Key Points
- Eighteen people were convicted as part of the UK’s biggest-ever drugs investigation
- Sohail Qureshi was part of a group which smuggled up to £7bn of drugs over two-and-a-half years
- The Scot was recruited in 2017 to develop a transport route into the UK from Europe
- Onions, garlic and ginger were used to cover the smell of the drugs being smuggled into the UK
- Ringleader Paul Green, known as The Big Fella, was sentenced to 32 years imprisonment
A man from Glasgow is among 18 people who have been convicted as part of the United Kingdom’s biggest-ever drugs investigation.
Sohail Qureshi was part of an organised criminal group (OCG) which smuggled up to £7bn worth of illegal drugs from the continent into the UK over a two-and-a-half year period.
The 64-year-old, who also had an address in London, was recruited in 2017 to develop a new transport route into the UK alongside Khaleed Vazeer, 58, and Ghazanfar Mahmood, 53.
He has been convicted of conspiracy to import cocaine and or heroin and conspiracy to import cannabis.
Qureshi, who is still to be sentenced, was the key link between UK and Dutch OCGs and took his orders from ringleader Paul Green, known as ‘The Big Fella’.
Green was the point of contact for numerous OCGs who paid a fee to ship heroin, cocaine, amphetamines and cannabis into the UK.
The 59-year-old and his fellow conspirators went to “extraordinary lengths” to disguise their involvement, setting up a series of front companies and warehouses in the Netherlands and the north of England using fake and stolen identities.
Drugs would be hidden within pallets of fresh produce in the Netherlands then shipped into the UK by innocent haulage firms, before the criminals would remove the drugs for distribution to their fee-paying customers as part of the “transport service”.
Onions, garlic or ginger were often chosen to transport the drugs as they helped conceal the smell.
Among the OCG customers was Merseyside mob enforcer John Kinsella who was shot dead by a hitman in May 2018 as he walked his dogs with his pregnant partner.
Prosecutor Andrew Thomas KC said a feature of the sequence of conspiracies between March 2016 and September 2018 was the “determination to continue the importations even after arrests and/or drug seizures”.

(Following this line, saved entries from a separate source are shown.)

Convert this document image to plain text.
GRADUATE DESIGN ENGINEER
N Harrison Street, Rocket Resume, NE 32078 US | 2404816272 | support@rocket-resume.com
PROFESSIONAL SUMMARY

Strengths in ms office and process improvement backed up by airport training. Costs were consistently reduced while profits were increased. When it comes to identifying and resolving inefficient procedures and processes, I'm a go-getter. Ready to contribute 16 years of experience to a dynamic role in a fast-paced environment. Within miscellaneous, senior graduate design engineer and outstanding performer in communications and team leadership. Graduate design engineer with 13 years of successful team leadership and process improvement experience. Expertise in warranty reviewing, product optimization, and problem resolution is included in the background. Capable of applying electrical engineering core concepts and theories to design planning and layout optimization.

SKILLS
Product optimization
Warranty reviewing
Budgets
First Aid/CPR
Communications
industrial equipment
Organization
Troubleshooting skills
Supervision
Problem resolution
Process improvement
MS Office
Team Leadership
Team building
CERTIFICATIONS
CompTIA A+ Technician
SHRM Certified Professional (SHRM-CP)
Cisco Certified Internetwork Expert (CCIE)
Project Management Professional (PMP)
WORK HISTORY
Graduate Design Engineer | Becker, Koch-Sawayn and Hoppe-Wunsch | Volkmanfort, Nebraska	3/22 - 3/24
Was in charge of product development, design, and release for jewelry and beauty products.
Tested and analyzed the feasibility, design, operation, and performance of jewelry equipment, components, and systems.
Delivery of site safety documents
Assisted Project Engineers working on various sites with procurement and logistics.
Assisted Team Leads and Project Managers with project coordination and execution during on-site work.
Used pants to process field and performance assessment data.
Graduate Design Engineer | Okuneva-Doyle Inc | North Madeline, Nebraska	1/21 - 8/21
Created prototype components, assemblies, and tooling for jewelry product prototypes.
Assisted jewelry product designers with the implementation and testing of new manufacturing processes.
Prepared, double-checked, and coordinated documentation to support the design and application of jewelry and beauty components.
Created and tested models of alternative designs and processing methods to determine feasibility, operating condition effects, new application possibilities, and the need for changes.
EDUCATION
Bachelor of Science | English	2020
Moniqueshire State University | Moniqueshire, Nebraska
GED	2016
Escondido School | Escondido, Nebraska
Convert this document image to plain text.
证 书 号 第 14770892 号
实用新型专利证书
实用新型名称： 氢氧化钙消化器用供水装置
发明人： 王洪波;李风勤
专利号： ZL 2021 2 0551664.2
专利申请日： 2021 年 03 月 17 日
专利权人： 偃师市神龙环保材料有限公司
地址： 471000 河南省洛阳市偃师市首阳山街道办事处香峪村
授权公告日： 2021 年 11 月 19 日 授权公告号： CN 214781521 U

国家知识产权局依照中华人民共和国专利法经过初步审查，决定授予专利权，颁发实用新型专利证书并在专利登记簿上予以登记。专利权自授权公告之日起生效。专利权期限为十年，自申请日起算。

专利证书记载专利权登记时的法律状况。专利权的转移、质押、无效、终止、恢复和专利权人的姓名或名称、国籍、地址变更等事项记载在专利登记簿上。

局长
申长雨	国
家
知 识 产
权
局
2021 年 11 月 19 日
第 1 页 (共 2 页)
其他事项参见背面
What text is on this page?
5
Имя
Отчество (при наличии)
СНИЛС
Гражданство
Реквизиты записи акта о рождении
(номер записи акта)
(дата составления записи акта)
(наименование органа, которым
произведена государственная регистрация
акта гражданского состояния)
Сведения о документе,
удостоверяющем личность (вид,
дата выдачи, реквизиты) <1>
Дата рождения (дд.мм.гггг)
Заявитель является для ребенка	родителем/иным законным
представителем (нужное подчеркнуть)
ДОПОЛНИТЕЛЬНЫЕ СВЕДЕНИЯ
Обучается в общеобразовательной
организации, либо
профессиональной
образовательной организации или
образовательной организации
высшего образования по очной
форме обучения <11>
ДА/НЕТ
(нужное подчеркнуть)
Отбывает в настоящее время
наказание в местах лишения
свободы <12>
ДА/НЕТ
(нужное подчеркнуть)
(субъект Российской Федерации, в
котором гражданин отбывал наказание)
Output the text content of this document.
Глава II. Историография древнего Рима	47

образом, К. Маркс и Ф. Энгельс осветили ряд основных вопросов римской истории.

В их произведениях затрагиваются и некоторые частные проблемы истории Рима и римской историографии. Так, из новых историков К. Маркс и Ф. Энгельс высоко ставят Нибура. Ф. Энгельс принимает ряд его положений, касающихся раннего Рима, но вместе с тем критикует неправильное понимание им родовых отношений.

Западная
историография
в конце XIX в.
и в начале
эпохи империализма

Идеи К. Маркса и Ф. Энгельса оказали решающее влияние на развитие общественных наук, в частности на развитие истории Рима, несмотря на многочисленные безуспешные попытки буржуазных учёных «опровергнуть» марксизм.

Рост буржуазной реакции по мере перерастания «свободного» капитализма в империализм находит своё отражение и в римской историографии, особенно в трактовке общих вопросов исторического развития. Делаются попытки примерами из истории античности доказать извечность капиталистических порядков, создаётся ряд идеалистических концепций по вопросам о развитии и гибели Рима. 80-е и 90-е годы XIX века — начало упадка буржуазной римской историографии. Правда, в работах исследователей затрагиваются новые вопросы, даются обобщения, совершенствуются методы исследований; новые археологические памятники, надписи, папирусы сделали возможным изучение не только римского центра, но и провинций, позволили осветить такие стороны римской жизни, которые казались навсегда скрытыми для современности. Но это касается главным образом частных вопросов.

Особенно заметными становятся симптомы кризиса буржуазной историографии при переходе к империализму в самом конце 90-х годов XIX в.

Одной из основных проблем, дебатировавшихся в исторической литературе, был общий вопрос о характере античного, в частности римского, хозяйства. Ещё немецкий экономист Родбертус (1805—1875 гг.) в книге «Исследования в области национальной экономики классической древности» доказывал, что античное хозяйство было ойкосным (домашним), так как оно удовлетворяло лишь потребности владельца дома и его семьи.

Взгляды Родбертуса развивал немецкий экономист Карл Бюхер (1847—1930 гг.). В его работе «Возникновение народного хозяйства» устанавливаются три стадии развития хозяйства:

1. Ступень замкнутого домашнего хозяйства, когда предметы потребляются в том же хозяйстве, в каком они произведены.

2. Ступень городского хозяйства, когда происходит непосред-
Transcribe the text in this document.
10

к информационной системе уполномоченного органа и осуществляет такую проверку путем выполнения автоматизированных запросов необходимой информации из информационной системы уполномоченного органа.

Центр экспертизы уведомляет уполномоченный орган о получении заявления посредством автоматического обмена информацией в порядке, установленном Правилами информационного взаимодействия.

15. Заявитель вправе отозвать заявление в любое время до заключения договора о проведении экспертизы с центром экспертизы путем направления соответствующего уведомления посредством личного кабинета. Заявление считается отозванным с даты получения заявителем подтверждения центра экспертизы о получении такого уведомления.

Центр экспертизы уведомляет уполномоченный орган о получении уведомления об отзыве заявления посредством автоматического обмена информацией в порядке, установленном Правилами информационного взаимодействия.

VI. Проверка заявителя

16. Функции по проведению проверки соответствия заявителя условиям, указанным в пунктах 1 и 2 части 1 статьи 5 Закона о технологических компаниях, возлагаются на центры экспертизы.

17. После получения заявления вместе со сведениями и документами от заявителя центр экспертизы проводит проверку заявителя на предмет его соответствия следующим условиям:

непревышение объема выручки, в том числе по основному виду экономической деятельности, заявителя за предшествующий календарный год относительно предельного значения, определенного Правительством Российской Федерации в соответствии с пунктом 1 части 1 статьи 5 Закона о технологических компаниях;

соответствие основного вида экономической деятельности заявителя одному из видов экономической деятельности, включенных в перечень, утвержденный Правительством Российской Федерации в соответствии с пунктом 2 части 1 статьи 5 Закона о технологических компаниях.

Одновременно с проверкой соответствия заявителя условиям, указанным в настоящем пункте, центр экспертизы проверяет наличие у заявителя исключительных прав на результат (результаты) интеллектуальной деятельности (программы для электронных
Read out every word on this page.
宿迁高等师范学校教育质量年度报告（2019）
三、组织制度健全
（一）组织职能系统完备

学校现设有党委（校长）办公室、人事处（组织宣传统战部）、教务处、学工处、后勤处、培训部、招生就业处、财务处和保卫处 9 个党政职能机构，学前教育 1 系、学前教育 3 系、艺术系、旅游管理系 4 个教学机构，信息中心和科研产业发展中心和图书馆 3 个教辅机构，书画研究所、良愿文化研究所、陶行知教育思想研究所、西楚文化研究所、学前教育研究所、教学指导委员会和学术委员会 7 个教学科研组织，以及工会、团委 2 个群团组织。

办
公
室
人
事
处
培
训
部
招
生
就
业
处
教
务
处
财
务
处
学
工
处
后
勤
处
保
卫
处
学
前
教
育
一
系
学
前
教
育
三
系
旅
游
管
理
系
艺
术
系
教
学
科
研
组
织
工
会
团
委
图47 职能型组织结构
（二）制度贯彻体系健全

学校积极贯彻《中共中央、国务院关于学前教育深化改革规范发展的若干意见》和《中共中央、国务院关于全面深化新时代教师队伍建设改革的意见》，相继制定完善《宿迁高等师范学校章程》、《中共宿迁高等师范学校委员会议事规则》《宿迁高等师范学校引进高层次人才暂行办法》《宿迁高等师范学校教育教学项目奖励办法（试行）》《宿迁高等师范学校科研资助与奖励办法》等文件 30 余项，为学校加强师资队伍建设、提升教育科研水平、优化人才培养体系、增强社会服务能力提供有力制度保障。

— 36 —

He told jurors: “As soon as one company became exposed, they would switch to another one.”
Only six seizures of drugs were made but National Crime Agency (NCA) investigators were able to prove at least 240 consignments took place with up to four shipments per week.
Among the many items of evidence gathered were messages on Green’s encrypted Encrochat phone, with a handler name of ‘Duckfarmer’, to accomplices in which he arranged shipments.
Green had no previous convictions but had changed his name twice by deed poll from Simon Swift to James Russell and then to Green due to financial difficulties and his self-confessed involvement in property and business fraud.
“The harm caused beyond the importation is incalculable.
“What you were actually distributing was addiction, misery, social degradation and death.”
The defendants were separated into two trials with reporting restrictions lifted following the conclusion of the second trial which lasted nine months.
The first trial involving Green lasted 23 months as jurors took 141 hours to reach their verdicts.
Green, from Widnes, Cheshire, was jailed for 32 years after he was convicted of conspiracy to import drugs and fraud by false representation.
His “right-hand man”, Steven Martin, 53, from Bolton, Greater Manchester, who organised the finances, was imprisoned for 28 years, while another key member, Muhammad Ovais, 46, from Burnage, Manchester, who was in charge of distributing drugs to OCG customers, was sentenced to 27 years in jail.
Among others sentenced for drugs importation conspiracy charges were fluent Dutch speaker Russell Leonard, 48, from Kirkby, Liverpool, who was jailed for 24 years; and Dutch OCG bosses Johannes Vesters, 54, and Barbara Rijnbout, 53, both of Utrecht, who received prison terms of 20 years and 18 years.
Richard Harrison, NCA regional head of investigations, said: “This was an extremely high-harm OCG that used every tactic possible to evade detection and cheat justice.
“The offenders smuggled huge quantities of drugs into the UK. They had absolutely no ethics. They stooped incredibly low and left a trail of devastation for entirely innocent people by cloning businesses and stealing identities.
“NCA officers and Dutch partners were tenacious and left no stone unturned in this investigation.”
Manchester Crown Court heard the case is believed to be the largest drug smuggling operation ever detected in the UK.